Traditionally, the word “abracadabra” is thought to derive from phrases in Hebrew that mean “I will create as I speak”, or alternatively Aramaic’s, “I create like the word”.  Still other scholars maintain it is a compound of Egyptian words abrak and sax, meaning “the honorable and hallowed word,” or a variety of Greek derivations.  The truth is nobody knows, but the use of variations on “abracadabra” for healing amulets has no doubt been around for an awful long time.

Thomas Pettigrew had a curious opinion on the origins of “abracadabra”, which he said derived from native Judean, historian and traveler Sextus Julius Africanus (died around 240 A.D.), claiming “Julius Africanus says that pronouncing the word in the same manner will be equally efficacious as writing it . Abracadabra was a god, and worshipped as such by the Tyrians” (Pettigrew, 1844, p54).  By Tryians, we presume he means residents of the ancient Phoenician city-state of Tyre (now in Lebanon, but considered to be one of the oldest continuously inhabited cities in the world).  There were of course, over 70 Phoenician gods, none of which we know were named Abracadabra.  We can find Resheph, the god of plagues, and his companion Anath (the warrior goddess), but that doesn’t get us very far.  Perhaps a scholar of Phoenician religion could weigh in with insights, but that’s not exactly a lucrative career choice, so I doubt there are many out there.

“Abracadabra” was still in use as a healing incantation during the Great Plague of London, from 1665 to 1666 (the last instance of bubonic plague in London), as Puritan minister Increase Mather and writer Daniel Defoe disdained it, when Londoners were posting the word on their doorways to ward off illness.  Defoe commented, “I might spend a great deal of time in my exclamations against the follies, and indeed the wickedness, of those things, in a time of such danger, in a matter of such consequences as this, of a national infection.

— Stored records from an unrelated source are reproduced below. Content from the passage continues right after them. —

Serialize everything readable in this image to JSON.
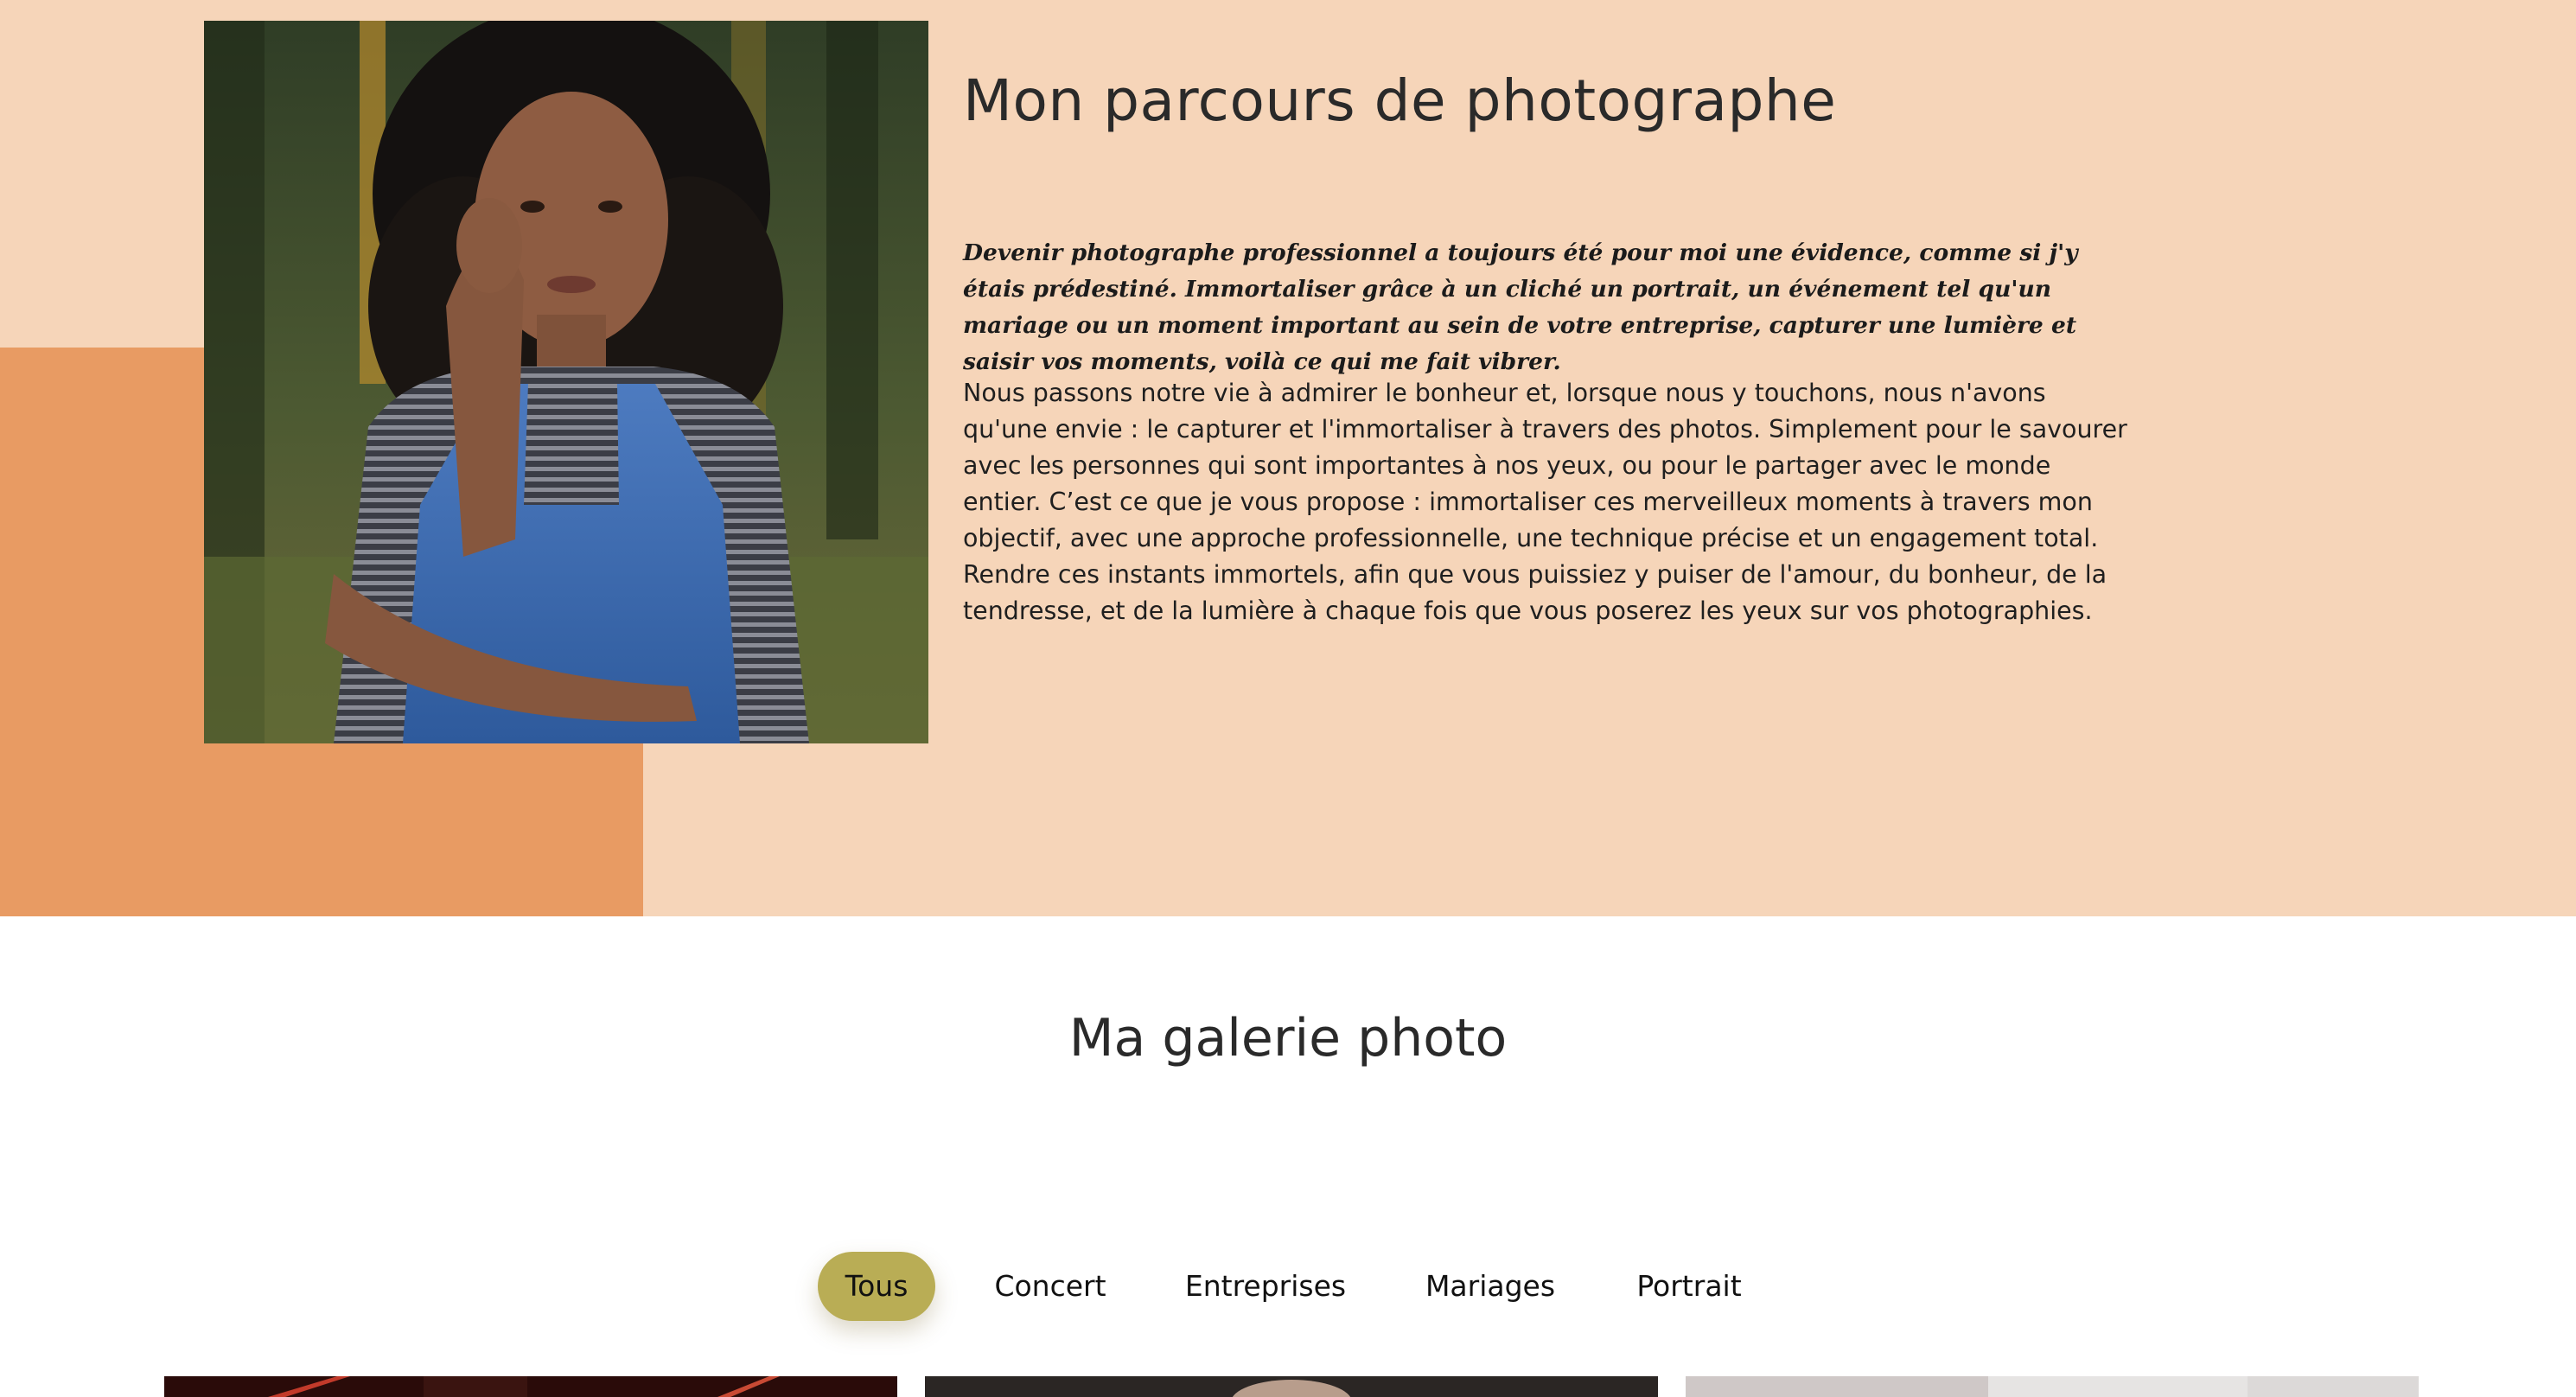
{
  "about": {
    "title": "Mon parcours de photographe",
    "quote": "Devenir photographe professionnel a toujours été pour moi une évidence, comme si j'y étais prédestiné. Immortaliser grâce à un cliché un portrait, un événement tel qu'un mariage ou un moment important au sein de votre entreprise, capturer une lumière et saisir vos moments, voilà ce qui me fait vibrer.",
    "body": "Nous passons notre vie à admirer le bonheur et, lorsque nous y touchons, nous n'avons qu'une envie : le capturer et l'immortaliser à travers des photos. Simplement pour le savourer avec les personnes qui sont importantes à nos yeux, ou pour le partager avec le monde entier. C’est ce que je vous propose : immortaliser ces merveilleux moments à travers mon objectif, avec une approche professionnelle, une technique précise et un engagement total. Rendre ces instants immortels, afin que vous puissiez y puiser de l'amour, du bonheur, de la tendresse, et de la lumière à chaque fois que vous poserez les yeux sur vos photographies.",
    "colors": {
      "background": "#f6d5b9",
      "accent_block": "#e89b63"
    }
  },
  "gallery": {
    "title": "Ma galerie photo",
    "filters": [
      {
        "label": "Tous",
        "active": true
      },
      {
        "label": "Concert",
        "active": false
      },
      {
        "label": "Entreprises",
        "active": false
      },
      {
        "label": "Mariages",
        "active": false
      },
      {
        "label": "Portrait",
        "active": false
      }
    ],
    "active_color": "#b9ad55"
  }
}
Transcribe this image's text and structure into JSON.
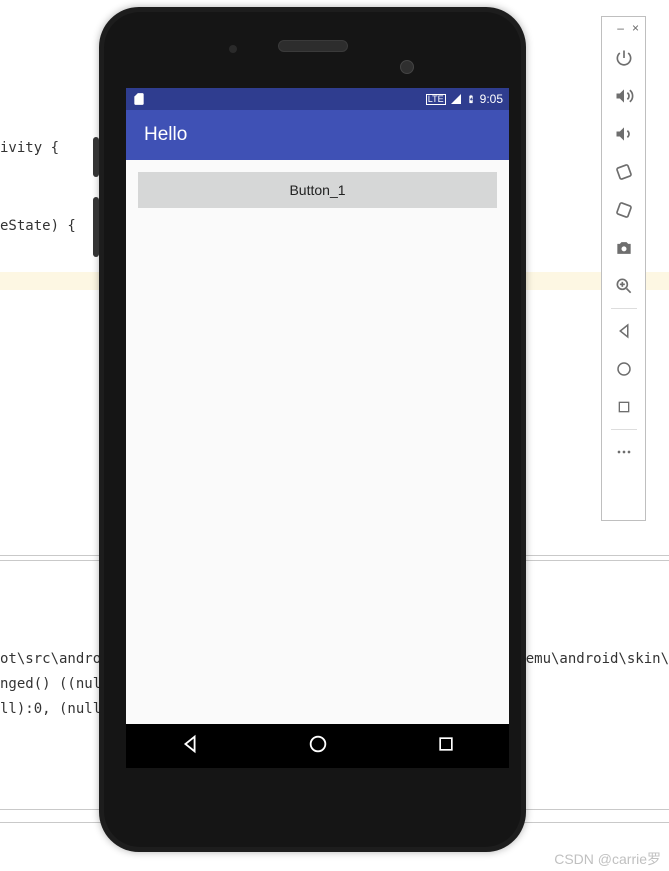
{
  "background_code": {
    "line1": "ivity {",
    "line2": "eState) {",
    "line3": "ot\\src\\androi",
    "line3b": "-emu\\android\\skin\\",
    "line4": "nged() ((nul",
    "line5": "ll):0, (null)"
  },
  "device": {
    "status_bar": {
      "signal_label": "LTE",
      "time": "9:05"
    },
    "app_bar": {
      "title": "Hello"
    },
    "content": {
      "button1_label": "Button_1"
    }
  },
  "emulator_toolbar": {
    "minimize": "–",
    "close": "×",
    "icons": [
      "power",
      "volume-up",
      "volume-down",
      "rotate-left",
      "rotate-right",
      "camera",
      "zoom",
      "back",
      "home",
      "overview",
      "more"
    ]
  },
  "watermark": "CSDN @carrie罗"
}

But my memorandums of these things relate rather to take notice only of the fact, and mention only that it was so. How the poor people found the insufficiency of those things, and how many of them were afterwards carried away in the dead-carts and thrown into the common graves of every parish with these hellish charms and trumpery hanging about their necks” (Defoe, 1935, p35).

Let’s not completely forsake our family physicians in this modern age in favor of amulets, but it doesn’t hurt to juice the karmic odds in your favor.  As Thomas Jefferson said, “I’m a great believer in luck, and I find the harder I work the more I have of it”.  Plus, it beats drinking bleach.

References
Defoe, Daniel, 1661-1731, and Arthur Wellesley Secord ed. A Journal of the Plague Year and Other Pieces. “First edition.” Garden City, N. Y.: Doubleday, Doran & Company, 1935.
Ennemoser, Joseph, 1787-1854, Mary Botham Howitt, and William Howitt. The History of Magic. London: H.G. Bohn, 1854.
Pettigrew, Thomas Joseph, 1791-1865. On Superstitions Connected With the History And Practice of Medicine And Surgery. London: J. Churchill, 1844.
Tavenner, Eugene, 1878-. Studies in Magic from Latin Literature. New York: AMS Press, 1966.
Wootton, A. C., d. 1910. Chronicles of Pharmacy. London: Macmillan and Co., 1910.